Set against the backdrop of a tight mesh lattice on an industrially produced fabric, bright orange squares summon the architectural profile of a Manhattan skyscraper, that we recognise to be the iconic Empire State Building. Light yellow daubs and accents in the centre denote the building’s bright lights, while expressive strokes of white and blue sweep across the bottom right of the composition like clouds across a blustery sky and the glaring headlights from an onward rush of traffic. The ecstatic palette and visceral mark-making deliberately disrupts and subverts the geometric rationality of the printed fabric and oozes with frenzied downtown spirit. Both in style and subject this work draws close parallels to Polke’s aforementioned Stadtbilder from 1968 and his days as a Capitalist Realist painter. A student at the Düsseldorf Kunstakademie in the early 1960s, Polke found a close compatriot in Gerhard Richter. They, along with fellow-student and dealer-to-be Konrad Lueg, launched a bid for Capitalist Realism. Interestingly, during this period Gerhard Richter also created a series of townscapes. However, showing an aerial view of post-war European metropolises, his Stadtbilder from the late 1960s record slabs of new-build high-rises and provide a sombre sense of detachment. By contrast, Polke’s striking Doppelbild (Skyscraper) enlists the sense of a lively moonlit night-scene, taking us right into the heart of the American dream. His pictorial language – marks brushed, whipped and daubed with formidable efficiency and accuracy – conjures an immediately recognisable atmosphere, urgent with the smear, lick, and scratch of paint. By revisiting this subject in the 1980s Polke self-reflectively looks back and re-mixes his earlier work; an impetus underlined by his use of commercially available printed fabric owing to his first use of this during the 1960s. This retroactive approach and re-sampling  of recognisable Polkian symbols chimes with the contemporaneous direction of art production during the 1980s, in which appropriation and institutional critique dominated.

The elusive Polke produced work of astonishing diversity and versatility throughout his career and forged a painterly vocabulary that was utterly unique in its embrace of innovative artistic forms and ideas. His works teasingly defy categorisation, eluding association with conventional art historical movements in favour of an eclectic stylistic language. A time of extraordinary creative ferment, the 1980s saw Polke receive serious international critical consideration: just two years after the creation of Doppelbild (Skyscraper), the artist showed at documenta and in 1986 he represented Germany at the Venice Biennale. Having given up painting for most of the 1970s in favour of experimenting with other media such as photography and film, Polke returned to it with renewed energy in the 1980s. By this time, his work had gained a new vitality and pictorial dynamism akin to the radical brilliance of his paintings of the 1960s.

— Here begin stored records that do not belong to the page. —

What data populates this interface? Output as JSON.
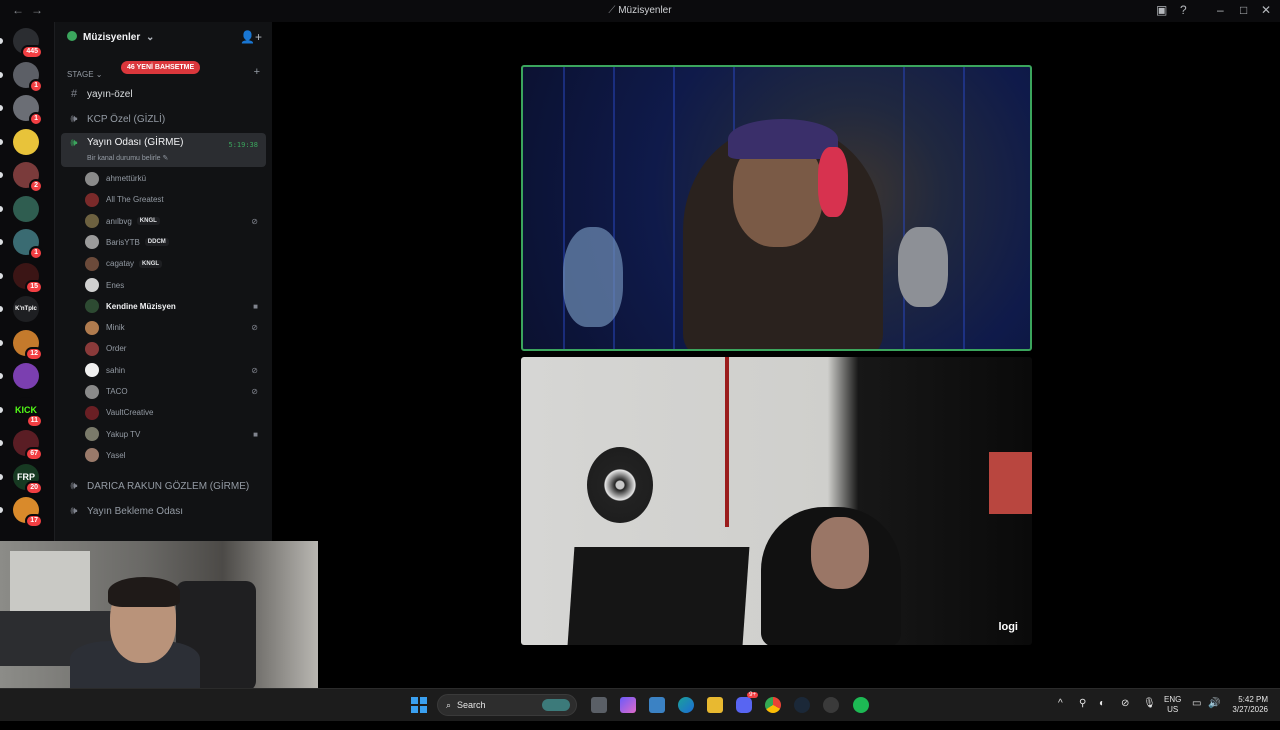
{
  "window": {
    "title": "Müzisyenler"
  },
  "server": {
    "name": "Müzisyenler"
  },
  "rail": {
    "servers": [
      {
        "abbr": "",
        "badge": "445",
        "color": "#2b2d31",
        "icon": "discord-home-icon"
      },
      {
        "abbr": "",
        "badge": "1",
        "color": "#5c5f66",
        "icon": "user-dm-avatar"
      },
      {
        "abbr": "",
        "badge": "1",
        "color": "#6b6e75",
        "icon": "user-dm-avatar"
      },
      {
        "abbr": "",
        "badge": "",
        "color": "#e8c33a",
        "icon": "server-icon"
      },
      {
        "abbr": "",
        "badge": "2",
        "color": "#7a3b3b",
        "icon": "server-icon"
      },
      {
        "abbr": "",
        "badge": "",
        "color": "#2f5d50",
        "icon": "server-icon"
      },
      {
        "abbr": "",
        "badge": "1",
        "color": "#3a6b72",
        "icon": "server-icon"
      },
      {
        "abbr": "",
        "badge": "15",
        "color": "#3b1515",
        "icon": "server-icon"
      },
      {
        "abbr": "K'nTplc",
        "badge": "",
        "color": "#1e1f22",
        "icon": "server-icon"
      },
      {
        "abbr": "",
        "badge": "12",
        "color": "#c47a2c",
        "icon": "server-icon"
      },
      {
        "abbr": "",
        "badge": "",
        "color": "#7b3fb0",
        "icon": "server-icon"
      },
      {
        "abbr": "KICK",
        "badge": "11",
        "color": "#0b0b0d",
        "icon": "kick-icon"
      },
      {
        "abbr": "",
        "badge": "67",
        "color": "#5a1d24",
        "icon": "server-icon"
      },
      {
        "abbr": "FRP",
        "badge": "20",
        "color": "#173a22",
        "icon": "server-icon"
      },
      {
        "abbr": "",
        "badge": "17",
        "color": "#d98a2b",
        "icon": "server-icon"
      }
    ]
  },
  "sidebar": {
    "category": "STAGE",
    "mention_pill": "46 YENİ BAHSETME",
    "channels": {
      "text1": "yayın-özel",
      "voice1": "KCP Özel (GİZLİ)",
      "voice2": "Yayın Odası (GİRME)",
      "voice2_timer": "5:19:38",
      "voice2_status": "Bir kanal durumu belirle",
      "voice3": "DARICA RAKUN GÖZLEM (GİRME)",
      "voice4": "Yayın Bekleme Odası"
    },
    "voice_users": [
      {
        "name": "ahmettürkü",
        "tag": "",
        "status_icon": "",
        "color": "#8a8a8a"
      },
      {
        "name": "All The Greatest",
        "tag": "",
        "status_icon": "",
        "color": "#7a2a2a"
      },
      {
        "name": "anılbvg",
        "tag": "KNGL",
        "status_icon": "muted-icon",
        "color": "#6d6140"
      },
      {
        "name": "BarisYTB",
        "tag": "DDCM",
        "status_icon": "",
        "color": "#9b9b9b"
      },
      {
        "name": "cagatay",
        "tag": "KNGL",
        "status_icon": "",
        "color": "#6b4a3a"
      },
      {
        "name": "Enes",
        "tag": "",
        "status_icon": "",
        "color": "#d0d0d0"
      },
      {
        "name": "Kendine Müzisyen",
        "tag": "",
        "status_icon": "camera-icon",
        "color": "#2d4a32"
      },
      {
        "name": "Minik",
        "tag": "",
        "status_icon": "muted-icon",
        "color": "#b07b4e"
      },
      {
        "name": "Order",
        "tag": "",
        "status_icon": "",
        "color": "#8a3a3a"
      },
      {
        "name": "sahin",
        "tag": "",
        "status_icon": "muted-icon",
        "color": "#f0f0f0"
      },
      {
        "name": "TACO",
        "tag": "",
        "status_icon": "muted-icon",
        "color": "#8a8a8a"
      },
      {
        "name": "VaultCreative",
        "tag": "",
        "status_icon": "",
        "color": "#6a1f24"
      },
      {
        "name": "Yakup TV",
        "tag": "",
        "status_icon": "camera-icon",
        "color": "#7a7a6a"
      },
      {
        "name": "Yasel",
        "tag": "",
        "status_icon": "",
        "color": "#9a7a6a"
      }
    ]
  },
  "video": {
    "watermark": "logi"
  },
  "taskbar": {
    "search_label": "Search",
    "discord_badge": "9+",
    "lang_top": "ENG",
    "lang_bottom": "US",
    "time": "5:42 PM",
    "date": "3/27/2026"
  },
  "colors": {
    "speaking": "#3ba55d",
    "badge": "#f23f43",
    "mention": "#da373c"
  }
}
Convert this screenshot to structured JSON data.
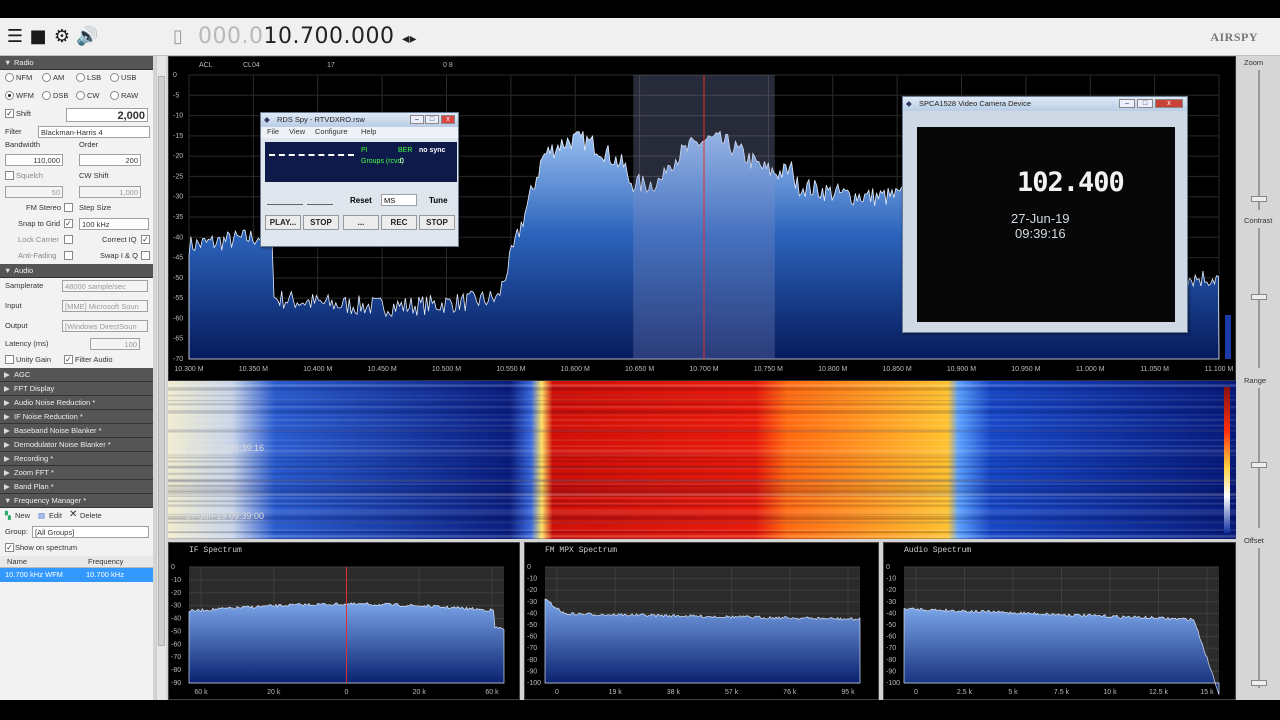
{
  "toolbar": {
    "freq_dim": "000.0",
    "freq_lit": "10.700.000",
    "logo": "AIRSPY"
  },
  "radio": {
    "title": "Radio",
    "modes_row1": [
      "NFM",
      "AM",
      "LSB",
      "USB"
    ],
    "modes_row2": [
      "WFM",
      "DSB",
      "CW",
      "RAW"
    ],
    "shift_label": "Shift",
    "shift_value": "2,000",
    "filter_label": "Filter",
    "filter_value": "Blackman-Harris 4",
    "bandwidth_label": "Bandwidth",
    "order_label": "Order",
    "bandwidth_value": "110,000",
    "order_value": "200",
    "squelch_label": "Squelch",
    "cw_shift_label": "CW Shift",
    "squelch_value": "50",
    "cw_shift_value": "1,000",
    "fm_stereo_label": "FM Stereo",
    "step_size_label": "Step Size",
    "snap_label": "Snap to Grid",
    "step_value": "100 kHz",
    "lock_carrier_label": "Lock Carrier",
    "correct_iq_label": "Correct IQ",
    "amp_fading_label": "Anti-Fading",
    "swap_iq_label": "Swap I & Q"
  },
  "audio": {
    "title": "Audio",
    "samplerate_label": "Samplerate",
    "samplerate_value": "48000 sample/sec",
    "input_label": "Input",
    "input_value": "[MME] Microsoft Soun",
    "output_label": "Output",
    "output_value": "[Windows DirectSoun",
    "latency_label": "Latency (ms)",
    "latency_value": "100",
    "unity_gain_label": "Unity Gain",
    "filter_audio_label": "Filter Audio"
  },
  "panels": [
    "AGC",
    "FFT Display",
    "Audio Noise Reduction *",
    "IF Noise Reduction *",
    "Baseband Noise Blanker *",
    "Demodulator Noise Blanker *",
    "Recording *",
    "Zoom FFT *",
    "Band Plan *"
  ],
  "freq_manager": {
    "title": "Frequency Manager *",
    "new_label": "New",
    "edit_label": "Edit",
    "delete_label": "Delete",
    "group_label": "Group:",
    "group_value": "[All Groups]",
    "show_label": "Show on spectrum",
    "col_name": "Name",
    "col_freq": "Frequency",
    "entry_name": "10.700 kHz WFM",
    "entry_freq": "10.700 kHz"
  },
  "spectrum": {
    "ticks_x": [
      "10.300 M",
      "10.350 M",
      "10.400 M",
      "10.450 M",
      "10.500 M",
      "10.550 M",
      "10.600 M",
      "10.650 M",
      "10.700 M",
      "10.750 M",
      "10.800 M",
      "10.850 M",
      "10.900 M",
      "10.950 M",
      "11.000 M",
      "11.050 M",
      "11.100 M"
    ],
    "ticks_y": [
      "0",
      "-5",
      "-10",
      "-15",
      "-20",
      "-25",
      "-30",
      "-35",
      "-40",
      "-45",
      "-50",
      "-55",
      "-60",
      "-65",
      "-70"
    ],
    "top_labels": [
      "ACL",
      "CL04",
      "17",
      "0 8"
    ],
    "waterfall_ts": [
      "27-Jun-19 09:39:16",
      "27-Jun-19 09:39:00"
    ]
  },
  "right_labels": {
    "zoom": "Zoom",
    "contrast": "Contrast",
    "range": "Range",
    "offset": "Offset"
  },
  "rds": {
    "title": "RDS Spy - RTVDXRO.rsw",
    "menu": [
      "File",
      "View",
      "Configure",
      "Help"
    ],
    "pi_label": "PI",
    "ber_label": "BER",
    "sync": "no sync",
    "groups_label": "Groups (rcvd)",
    "groups_value": "0",
    "reset_label": "Reset",
    "reset_sel": "MS",
    "tune_label": "Tune",
    "play": "PLAY...",
    "stop1": "STOP",
    "dots": "...",
    "rec": "REC",
    "stop2": "STOP"
  },
  "camera": {
    "title": "SPCA1528 Video Camera Device",
    "display": "102.400",
    "date": "27-Jun-19",
    "time": "09:39:16"
  },
  "if_spectrum": {
    "title": "IF Spectrum",
    "x": [
      "60 k",
      "20 k",
      "0",
      "20 k",
      "60 k"
    ],
    "y": [
      "0",
      "-10",
      "-20",
      "-30",
      "-40",
      "-50",
      "-60",
      "-70",
      "-80",
      "-90"
    ]
  },
  "fm_spectrum": {
    "title": "FM MPX Spectrum",
    "x": [
      "0",
      "19 k",
      "38 k",
      "57 k",
      "76 k",
      "95 k"
    ],
    "y": [
      "0",
      "-10",
      "-20",
      "-30",
      "-40",
      "-50",
      "-60",
      "-70",
      "-80",
      "-90",
      "-100"
    ]
  },
  "audio_spectrum": {
    "title": "Audio Spectrum",
    "x": [
      "0",
      "2.5 k",
      "5 k",
      "7.5 k",
      "10 k",
      "12.5 k",
      "15 k"
    ],
    "y": [
      "0",
      "-10",
      "-20",
      "-30",
      "-40",
      "-50",
      "-60",
      "-70",
      "-80",
      "-90",
      "-100"
    ]
  }
}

The artist’s influential practice has continually drawn attention from major artists and collectors alike and his seminal importance in contemporary art history was once again confirmed with the major retrospective at the Museum of Modern Art, New York; Tate Modern in London, and the Museum Ludwig in Cologne during 2014-2015. Displaying a spellbinding tension between abstraction and figuration Doppelbild (Skyscraper) stands as a true testament to the artist’s extraordinary creative innovations of the 1980s and epitomises that judgement made of Polke by the director of Tate Britain, Alex Farquharson: “Polke’s works were everything painting wasn’t supposed to be: vulgar, mocking, parodic, decorative, heterotopic, discontinuous, self-reflexive and self-critical… By the 1980s, Polke was the consummate and emblematic Post-modern painter” (Alex Farquharson, ‘Sigmar Polke’, Frieze Magazine, No. 81, March 2004, online). Staging a return to the subject and medium that propelled Polke to early critical acclaim, Doppelbild (Skyscraper) signals the beginning of a tremendously productive and applauded decade for the artist.